La nuova Pavia Innovation Week, iniziativa coordinata da Massimo Sideri – inviato ed editorialista del Corriere della Sera sui temi di scienza, cultura dell’innovazione e tecnologia – ha aperto la sua prima edizione con una serata che ha voluto incarnare la missione dell’intero progetto: “Raccontare l’innovazione, renderla accessibile, condividerla”.
Un obiettivo sostenuto da un sistema di partner istituzionali di rilievo: Camera di Commercio di Pavia, Mantova e Cremona, Comune di Pavia, Università di Pavia, oltre ad altri sponsor che hanno creduto nella vocazione divulgativa dell’iniziativa.
Per questa edizione inaugurale, la parola chiave scelta è stata Intelligenza Artificiale, non come moda del momento, ma come lente attraverso cui osservare i rapporti tra discipline, linguaggi e forme di creatività.

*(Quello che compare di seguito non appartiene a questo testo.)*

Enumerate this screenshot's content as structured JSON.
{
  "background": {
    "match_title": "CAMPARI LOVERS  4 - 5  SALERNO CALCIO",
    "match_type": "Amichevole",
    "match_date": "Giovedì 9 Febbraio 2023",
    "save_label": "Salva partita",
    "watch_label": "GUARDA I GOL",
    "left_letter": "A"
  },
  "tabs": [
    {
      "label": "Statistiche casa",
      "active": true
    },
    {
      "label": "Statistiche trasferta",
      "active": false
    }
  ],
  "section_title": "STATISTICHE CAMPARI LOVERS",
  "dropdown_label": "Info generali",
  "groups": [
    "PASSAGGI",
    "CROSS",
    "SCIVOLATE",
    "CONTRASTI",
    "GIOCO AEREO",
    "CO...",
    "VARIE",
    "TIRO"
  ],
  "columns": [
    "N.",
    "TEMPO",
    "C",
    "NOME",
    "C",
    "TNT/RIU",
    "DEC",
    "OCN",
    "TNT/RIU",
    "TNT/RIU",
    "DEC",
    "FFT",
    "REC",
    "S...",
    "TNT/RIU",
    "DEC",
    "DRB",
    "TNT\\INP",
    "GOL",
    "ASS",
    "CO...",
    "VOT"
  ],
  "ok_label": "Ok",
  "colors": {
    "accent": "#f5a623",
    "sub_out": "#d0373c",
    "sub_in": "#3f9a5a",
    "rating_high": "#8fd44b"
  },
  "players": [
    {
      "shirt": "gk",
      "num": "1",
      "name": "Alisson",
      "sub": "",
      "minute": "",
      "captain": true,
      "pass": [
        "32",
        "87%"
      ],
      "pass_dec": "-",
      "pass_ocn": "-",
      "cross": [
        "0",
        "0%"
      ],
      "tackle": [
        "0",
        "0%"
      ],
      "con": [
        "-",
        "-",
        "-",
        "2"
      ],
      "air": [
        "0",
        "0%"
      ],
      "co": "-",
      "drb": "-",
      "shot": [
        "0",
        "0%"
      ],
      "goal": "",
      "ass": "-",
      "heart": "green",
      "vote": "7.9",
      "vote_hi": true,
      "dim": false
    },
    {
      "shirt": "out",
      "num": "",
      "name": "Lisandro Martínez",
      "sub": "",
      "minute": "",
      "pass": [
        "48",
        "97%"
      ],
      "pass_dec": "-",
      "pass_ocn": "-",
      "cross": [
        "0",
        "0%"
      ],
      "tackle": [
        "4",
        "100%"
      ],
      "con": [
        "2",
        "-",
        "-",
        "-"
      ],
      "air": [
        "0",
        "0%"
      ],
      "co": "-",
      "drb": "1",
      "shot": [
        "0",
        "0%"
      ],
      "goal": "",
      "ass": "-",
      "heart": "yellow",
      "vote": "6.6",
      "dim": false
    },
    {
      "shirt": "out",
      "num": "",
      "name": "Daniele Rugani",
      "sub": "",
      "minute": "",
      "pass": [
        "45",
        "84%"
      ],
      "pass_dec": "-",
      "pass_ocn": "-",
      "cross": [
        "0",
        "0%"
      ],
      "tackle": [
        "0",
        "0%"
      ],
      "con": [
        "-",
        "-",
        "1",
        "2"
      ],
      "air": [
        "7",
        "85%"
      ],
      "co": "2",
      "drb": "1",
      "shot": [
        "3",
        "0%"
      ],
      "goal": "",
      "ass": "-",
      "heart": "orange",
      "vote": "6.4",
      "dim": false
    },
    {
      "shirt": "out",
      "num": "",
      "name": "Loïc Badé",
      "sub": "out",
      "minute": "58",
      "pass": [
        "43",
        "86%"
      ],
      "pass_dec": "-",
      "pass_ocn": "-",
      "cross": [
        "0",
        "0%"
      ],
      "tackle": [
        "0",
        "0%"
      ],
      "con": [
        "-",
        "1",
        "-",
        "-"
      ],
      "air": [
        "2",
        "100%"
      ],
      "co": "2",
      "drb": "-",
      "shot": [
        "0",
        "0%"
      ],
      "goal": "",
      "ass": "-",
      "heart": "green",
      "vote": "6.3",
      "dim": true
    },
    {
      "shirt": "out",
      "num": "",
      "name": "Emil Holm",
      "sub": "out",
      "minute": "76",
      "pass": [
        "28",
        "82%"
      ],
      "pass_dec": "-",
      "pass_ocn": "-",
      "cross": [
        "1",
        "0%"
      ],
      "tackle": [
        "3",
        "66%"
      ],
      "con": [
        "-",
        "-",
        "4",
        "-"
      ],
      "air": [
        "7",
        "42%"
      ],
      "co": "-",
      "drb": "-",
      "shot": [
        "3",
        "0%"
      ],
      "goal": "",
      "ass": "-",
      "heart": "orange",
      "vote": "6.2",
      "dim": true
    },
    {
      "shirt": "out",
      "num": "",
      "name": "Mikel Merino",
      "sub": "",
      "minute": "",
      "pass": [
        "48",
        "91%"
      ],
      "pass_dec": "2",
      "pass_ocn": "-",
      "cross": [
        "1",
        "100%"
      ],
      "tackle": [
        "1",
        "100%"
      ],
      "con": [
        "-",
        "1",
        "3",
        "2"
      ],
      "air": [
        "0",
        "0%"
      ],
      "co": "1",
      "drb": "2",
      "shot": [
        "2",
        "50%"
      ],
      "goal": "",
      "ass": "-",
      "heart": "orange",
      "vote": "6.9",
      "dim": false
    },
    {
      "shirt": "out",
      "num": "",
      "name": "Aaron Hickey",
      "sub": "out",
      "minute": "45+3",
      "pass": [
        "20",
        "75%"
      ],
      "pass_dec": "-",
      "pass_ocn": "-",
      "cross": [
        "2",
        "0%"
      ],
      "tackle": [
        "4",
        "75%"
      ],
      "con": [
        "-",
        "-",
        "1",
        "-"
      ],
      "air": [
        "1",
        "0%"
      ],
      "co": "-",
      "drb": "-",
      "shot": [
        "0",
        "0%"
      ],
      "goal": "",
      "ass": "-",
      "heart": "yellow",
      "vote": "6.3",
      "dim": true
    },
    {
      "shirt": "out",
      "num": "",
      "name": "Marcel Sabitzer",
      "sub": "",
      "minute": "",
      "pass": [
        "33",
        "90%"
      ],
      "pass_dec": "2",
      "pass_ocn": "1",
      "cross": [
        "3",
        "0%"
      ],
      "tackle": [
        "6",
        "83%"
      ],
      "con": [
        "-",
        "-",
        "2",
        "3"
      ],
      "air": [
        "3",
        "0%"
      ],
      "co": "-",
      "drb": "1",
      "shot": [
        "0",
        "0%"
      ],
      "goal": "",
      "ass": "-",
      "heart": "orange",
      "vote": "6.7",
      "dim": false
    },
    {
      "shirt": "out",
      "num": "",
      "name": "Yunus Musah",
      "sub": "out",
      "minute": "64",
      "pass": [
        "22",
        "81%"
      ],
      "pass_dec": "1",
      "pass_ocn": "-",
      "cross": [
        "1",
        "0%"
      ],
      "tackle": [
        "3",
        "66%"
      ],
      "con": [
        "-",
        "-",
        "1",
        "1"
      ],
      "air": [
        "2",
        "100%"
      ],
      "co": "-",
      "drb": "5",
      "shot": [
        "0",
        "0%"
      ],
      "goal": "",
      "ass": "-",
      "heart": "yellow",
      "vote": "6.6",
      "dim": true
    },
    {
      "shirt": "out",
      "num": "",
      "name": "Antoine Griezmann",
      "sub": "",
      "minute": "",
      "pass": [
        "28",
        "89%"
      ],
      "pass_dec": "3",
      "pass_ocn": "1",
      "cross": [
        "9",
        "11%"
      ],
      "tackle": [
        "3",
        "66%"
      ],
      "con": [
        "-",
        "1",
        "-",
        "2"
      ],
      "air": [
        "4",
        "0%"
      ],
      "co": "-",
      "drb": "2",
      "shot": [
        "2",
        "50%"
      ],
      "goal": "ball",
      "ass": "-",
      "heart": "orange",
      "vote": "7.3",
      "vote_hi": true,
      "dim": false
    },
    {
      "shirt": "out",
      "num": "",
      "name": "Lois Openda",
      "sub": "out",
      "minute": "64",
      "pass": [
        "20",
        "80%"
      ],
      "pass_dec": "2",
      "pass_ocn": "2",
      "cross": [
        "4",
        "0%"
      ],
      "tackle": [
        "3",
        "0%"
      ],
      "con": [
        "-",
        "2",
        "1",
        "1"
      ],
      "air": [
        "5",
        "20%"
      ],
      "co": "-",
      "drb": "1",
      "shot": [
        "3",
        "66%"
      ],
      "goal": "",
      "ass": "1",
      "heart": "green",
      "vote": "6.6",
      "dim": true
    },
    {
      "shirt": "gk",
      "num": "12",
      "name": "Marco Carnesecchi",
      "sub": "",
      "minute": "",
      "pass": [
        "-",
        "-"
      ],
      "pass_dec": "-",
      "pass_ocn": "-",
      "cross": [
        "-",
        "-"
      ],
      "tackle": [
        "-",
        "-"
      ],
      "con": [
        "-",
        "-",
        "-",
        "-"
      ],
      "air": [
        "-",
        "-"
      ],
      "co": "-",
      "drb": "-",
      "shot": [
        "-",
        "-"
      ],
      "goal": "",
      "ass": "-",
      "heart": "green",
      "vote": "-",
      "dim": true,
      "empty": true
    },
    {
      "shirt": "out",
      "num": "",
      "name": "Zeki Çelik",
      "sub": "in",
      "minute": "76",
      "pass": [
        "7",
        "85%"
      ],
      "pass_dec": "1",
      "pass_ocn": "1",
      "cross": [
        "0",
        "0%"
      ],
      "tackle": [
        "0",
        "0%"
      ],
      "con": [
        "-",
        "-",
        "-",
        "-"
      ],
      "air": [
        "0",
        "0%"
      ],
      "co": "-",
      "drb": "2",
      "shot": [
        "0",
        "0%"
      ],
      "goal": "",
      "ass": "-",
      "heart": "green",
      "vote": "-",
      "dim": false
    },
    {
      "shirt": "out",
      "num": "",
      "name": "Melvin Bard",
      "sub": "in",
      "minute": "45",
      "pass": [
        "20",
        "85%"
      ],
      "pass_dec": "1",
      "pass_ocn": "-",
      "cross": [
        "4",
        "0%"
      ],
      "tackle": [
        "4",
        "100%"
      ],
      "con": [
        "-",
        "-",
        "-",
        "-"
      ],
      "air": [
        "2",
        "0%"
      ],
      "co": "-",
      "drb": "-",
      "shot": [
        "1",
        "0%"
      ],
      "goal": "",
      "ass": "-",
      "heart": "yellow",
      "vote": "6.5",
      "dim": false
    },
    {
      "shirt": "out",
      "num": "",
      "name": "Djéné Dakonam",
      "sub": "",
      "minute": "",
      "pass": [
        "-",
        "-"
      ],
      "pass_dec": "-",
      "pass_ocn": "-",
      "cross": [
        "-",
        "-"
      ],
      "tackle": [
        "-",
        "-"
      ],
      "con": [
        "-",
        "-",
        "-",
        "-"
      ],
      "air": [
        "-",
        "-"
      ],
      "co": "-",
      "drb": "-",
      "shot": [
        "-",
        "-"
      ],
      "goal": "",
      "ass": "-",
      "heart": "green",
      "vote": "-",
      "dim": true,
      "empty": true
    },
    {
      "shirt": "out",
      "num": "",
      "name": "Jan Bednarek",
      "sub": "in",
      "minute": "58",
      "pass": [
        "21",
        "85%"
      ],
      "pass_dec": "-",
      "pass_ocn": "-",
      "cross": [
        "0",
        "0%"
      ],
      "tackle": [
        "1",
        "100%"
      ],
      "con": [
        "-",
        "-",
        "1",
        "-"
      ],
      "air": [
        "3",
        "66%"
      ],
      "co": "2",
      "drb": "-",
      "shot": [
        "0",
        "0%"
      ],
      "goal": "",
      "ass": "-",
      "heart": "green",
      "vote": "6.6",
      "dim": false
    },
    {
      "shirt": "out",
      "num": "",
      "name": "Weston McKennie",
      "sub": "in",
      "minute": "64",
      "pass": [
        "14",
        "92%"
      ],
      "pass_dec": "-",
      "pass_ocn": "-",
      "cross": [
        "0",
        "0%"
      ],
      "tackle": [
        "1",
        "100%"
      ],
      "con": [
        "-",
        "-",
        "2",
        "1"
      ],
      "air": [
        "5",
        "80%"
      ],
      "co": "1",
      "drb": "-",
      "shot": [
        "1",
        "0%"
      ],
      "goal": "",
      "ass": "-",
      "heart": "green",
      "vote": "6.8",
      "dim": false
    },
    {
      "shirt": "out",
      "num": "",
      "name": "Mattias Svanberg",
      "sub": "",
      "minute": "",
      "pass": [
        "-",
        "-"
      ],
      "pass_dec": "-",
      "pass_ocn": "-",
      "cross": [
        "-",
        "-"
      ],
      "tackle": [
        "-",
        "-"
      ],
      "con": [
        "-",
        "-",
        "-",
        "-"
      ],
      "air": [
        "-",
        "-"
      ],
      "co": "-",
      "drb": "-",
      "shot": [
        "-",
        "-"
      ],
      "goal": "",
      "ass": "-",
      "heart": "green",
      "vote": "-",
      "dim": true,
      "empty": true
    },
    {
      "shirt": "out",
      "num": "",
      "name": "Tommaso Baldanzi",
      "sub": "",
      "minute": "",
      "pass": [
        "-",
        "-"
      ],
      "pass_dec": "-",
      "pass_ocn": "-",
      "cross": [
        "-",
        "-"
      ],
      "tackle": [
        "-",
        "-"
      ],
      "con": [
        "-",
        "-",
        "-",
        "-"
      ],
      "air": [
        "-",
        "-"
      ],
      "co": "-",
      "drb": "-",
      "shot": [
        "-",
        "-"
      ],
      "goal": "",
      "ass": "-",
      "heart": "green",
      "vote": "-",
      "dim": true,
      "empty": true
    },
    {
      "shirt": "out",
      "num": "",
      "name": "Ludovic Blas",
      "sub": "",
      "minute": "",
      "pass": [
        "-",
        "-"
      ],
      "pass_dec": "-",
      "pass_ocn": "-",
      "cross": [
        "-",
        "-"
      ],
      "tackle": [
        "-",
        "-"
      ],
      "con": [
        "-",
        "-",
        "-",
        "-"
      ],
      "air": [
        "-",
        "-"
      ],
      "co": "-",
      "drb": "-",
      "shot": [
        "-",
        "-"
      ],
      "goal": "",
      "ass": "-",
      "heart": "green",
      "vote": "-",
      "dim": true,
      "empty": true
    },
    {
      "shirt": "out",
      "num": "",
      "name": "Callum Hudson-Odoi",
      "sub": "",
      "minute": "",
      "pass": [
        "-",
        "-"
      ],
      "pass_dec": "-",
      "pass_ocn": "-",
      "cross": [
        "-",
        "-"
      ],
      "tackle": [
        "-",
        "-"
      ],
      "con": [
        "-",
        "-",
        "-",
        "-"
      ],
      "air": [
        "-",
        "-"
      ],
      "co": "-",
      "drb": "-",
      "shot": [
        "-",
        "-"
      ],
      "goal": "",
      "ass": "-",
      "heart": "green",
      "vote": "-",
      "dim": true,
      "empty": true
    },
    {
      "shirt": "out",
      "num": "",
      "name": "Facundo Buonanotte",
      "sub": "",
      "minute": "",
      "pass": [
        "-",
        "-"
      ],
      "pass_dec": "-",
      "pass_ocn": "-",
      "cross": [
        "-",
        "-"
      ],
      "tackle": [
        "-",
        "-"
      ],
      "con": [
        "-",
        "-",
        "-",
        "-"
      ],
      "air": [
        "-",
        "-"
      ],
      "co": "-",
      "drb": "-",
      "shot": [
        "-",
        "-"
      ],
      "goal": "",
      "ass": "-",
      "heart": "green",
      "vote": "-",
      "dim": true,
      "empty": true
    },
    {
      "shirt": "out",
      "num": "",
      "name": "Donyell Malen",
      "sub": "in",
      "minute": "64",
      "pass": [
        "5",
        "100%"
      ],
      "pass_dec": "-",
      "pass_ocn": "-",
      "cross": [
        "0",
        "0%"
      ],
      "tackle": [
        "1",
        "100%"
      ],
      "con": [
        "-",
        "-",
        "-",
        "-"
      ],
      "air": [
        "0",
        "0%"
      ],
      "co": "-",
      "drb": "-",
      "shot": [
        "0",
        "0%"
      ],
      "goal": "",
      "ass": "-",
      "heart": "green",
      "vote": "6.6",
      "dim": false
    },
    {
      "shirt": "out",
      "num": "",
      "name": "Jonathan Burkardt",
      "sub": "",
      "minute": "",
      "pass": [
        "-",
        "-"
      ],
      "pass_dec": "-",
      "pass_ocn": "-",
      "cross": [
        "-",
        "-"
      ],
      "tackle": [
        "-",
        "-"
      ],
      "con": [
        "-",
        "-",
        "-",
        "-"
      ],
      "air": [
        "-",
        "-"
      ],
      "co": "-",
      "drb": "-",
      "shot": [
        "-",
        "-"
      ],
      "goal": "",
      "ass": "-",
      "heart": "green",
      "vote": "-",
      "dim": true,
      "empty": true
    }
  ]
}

In questo spirito si inserisce il titolo della serata: “Scienza e Musica, dialogo tra due linguaggi universali”
Sul palco del Teatro Fraschini di Pavia si sono alternati protagonisti di primo piano del panorama scientifico e artistico internazionale:
- Fabiola Gianotti, fisica di fama mondiale ed ex direttrice generale del CERN
- Ramin Bahrami, pianista iraniano tra i massimi interpreti bachiani
- Alessandro Quarta, violinista, compositore e direttore d’orchestra, noto per la sua versatilità stilistica
- Giorgio Metta, direttore scientifico dell’Istituto Italiano di Tecnologia
- Geoffrey Hinton, premio Nobel 2024 per la Fisica, in collegamento video
La presenza di Hinton, purtroppo penalizzata da un problema tecnico che ha escluso la programmata traduzione simultanea, ha comunque portato nella serata la voce di uno dei padri dell’IA moderna.
Tra i momenti più riusciti, certamente l’intervento di Fabiola Gianotti, unanimemente percepito come eccezionalmente chiaro, rigoroso e accessibile, capace di tradurre concetti complessi in un linguaggio comprensibile senza rinunciare alla profondità scientifica.
Sul versante musicale, Bahrami e Quarta hanno offerto esecuzioni di grande intensità, alternando virtuosismo, sensibilità interpretativa e un dialogo strumentale che ha saputo catturare il pubblico.
Un dialogo tra scienza e musica… che poteva osare di più.
Nonostante la qualità indiscutibile dei singoli contributi, la trama concettuale della serata – il dialogo tra scienza e musica come linguaggi universali – è risultata meno integrata e meno sviluppata di quanto il titolo lasciasse immaginare.
L’impressione complessiva è che i momenti scientifici e quelli musicali, pur eccellenti, si siano succeduti più che intrecciati, con un andamento talvolta un po’ scolastico, più vicino a una sequenza di interventi che a una vera costruzione narrativa condivisa.
Un’occasione che, con un - probabilmente non facile - raccordo più marcato tra i relatori e una regia concettuale più coesa, avrebbe potuto trasformarsi in un esempio ancora più potente di contaminazione tra discipline.